We appreciated the comfortable microfleece patches that form a "zipper garage" when the jacket is fully zipped up against the face. Two deep, zippered hand pockets lined with slippery nylon and an internal zippered pocket on the left chest provide ample storage. The jacket stuffs into this chest pocket, while the main zipper and the hand pockets have easy-to-grab zipper pulls. The wrist cuffs are simple and straightforward, but not as snug as we would like. The hem cinch has one cord lock located on the right side.

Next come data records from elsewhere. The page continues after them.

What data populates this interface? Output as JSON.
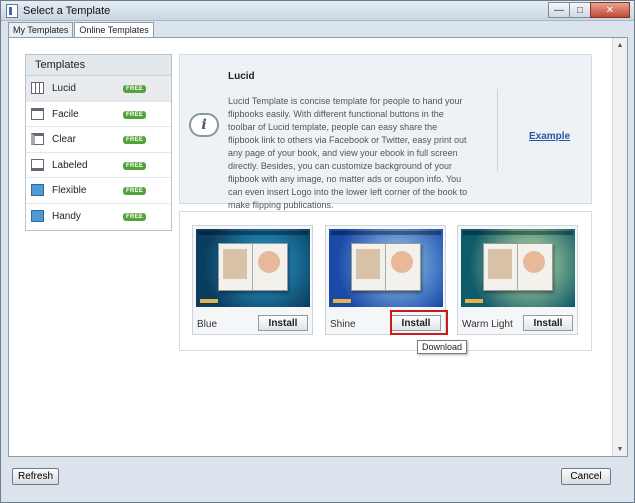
{
  "window": {
    "title": "Select a Template",
    "icon": "app-icon"
  },
  "tabs": [
    {
      "label": "My Templates",
      "active": false
    },
    {
      "label": "Online Templates",
      "active": true
    }
  ],
  "sidebar": {
    "header": "Templates",
    "items": [
      {
        "label": "Lucid",
        "badge": "FREE",
        "thumb": "grid-thumb-icon"
      },
      {
        "label": "Facile",
        "badge": "FREE",
        "thumb": "facile-thumb-icon"
      },
      {
        "label": "Clear",
        "badge": "FREE",
        "thumb": "clear-thumb-icon"
      },
      {
        "label": "Labeled",
        "badge": "FREE",
        "thumb": "labeled-thumb-icon"
      },
      {
        "label": "Flexible",
        "badge": "FREE",
        "thumb": "flexible-thumb-icon"
      },
      {
        "label": "Handy",
        "badge": "FREE",
        "thumb": "handy-thumb-icon"
      }
    ]
  },
  "info": {
    "title": "Lucid",
    "description": "Lucid Template is concise template for people to hand your flipbooks easily. With different functional buttons in the toolbar of Lucid template, people can easy share the flipbook link to others via Facebook or Twitter, easy print out any page of your book, and view your ebook in full screen directly. Besides, you can customize background of your flipbook with any image, no matter ads or coupon info. You can even insert Logo into the lower left corner of the book to make flipping publications.",
    "example_link": "Example"
  },
  "variants": [
    {
      "name": "Blue",
      "install": "Install",
      "bg_from": "#0b3d5e",
      "bg_to": "#2aa3d9"
    },
    {
      "name": "Shine",
      "install": "Install",
      "bg_from": "#1a4aa8",
      "bg_to": "#9fd2f5"
    },
    {
      "name": "Warm Light",
      "install": "Install",
      "bg_from": "#0e5b6b",
      "bg_to": "#cde8a4"
    }
  ],
  "tooltip": "Download",
  "buttons": {
    "refresh": "Refresh",
    "cancel": "Cancel"
  },
  "colors": {
    "highlight": "#cc1a1a",
    "link": "#2a56a6",
    "free_badge": "#55a13a"
  }
}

This is one of the light models we would call fairly weather resistant. While the outer shell is sewn-through, the interior nylon liner serves to block wind that penetrates the seams. While the DWR on the Puff's outer fabric beads water well, there is tons of stitching sewn through it. You definitely want to have a light shell layer handy if you're heading out in threatening weather. We have found that models with nearly continuous outer fabric perform much better when the rain and wind rolls in, and yet the Nano Puff's liner fabric resists the wind once it comes through the exterior.
This is not one of the more breathable models we tested. Both the outer shell fabric and interior liner contribute to blocking airflow. Many other jackets use advanced insulation and stretchy permeable fabrics that create excellent breathability for high energy use and are thus better choices if breathability is one of your top concerns. The Nano Puff functions best as a lightweight belay jacket.
While not the most expensive Patagonia insulated jacket you can buy, there are much better values to be had. Still, we think it's cool that the Nano Puff is constructed from so much recycled material, and it is backed by Patagonia's excellent warranty. If you love the Nano Puff design, but want to save some money, check out the non-hooded and pullover versions.
The Patagonia Nano Puff Hoody is a classic generalist jacket. It stuffs really small and is great for clipping to your harness or toting in your backpacking kit. That said, lightly insulated jackets are quickly becoming more specialized. We prefer more breathable options for high energy use and more wind and water-resistant options for multi-pitch climbing.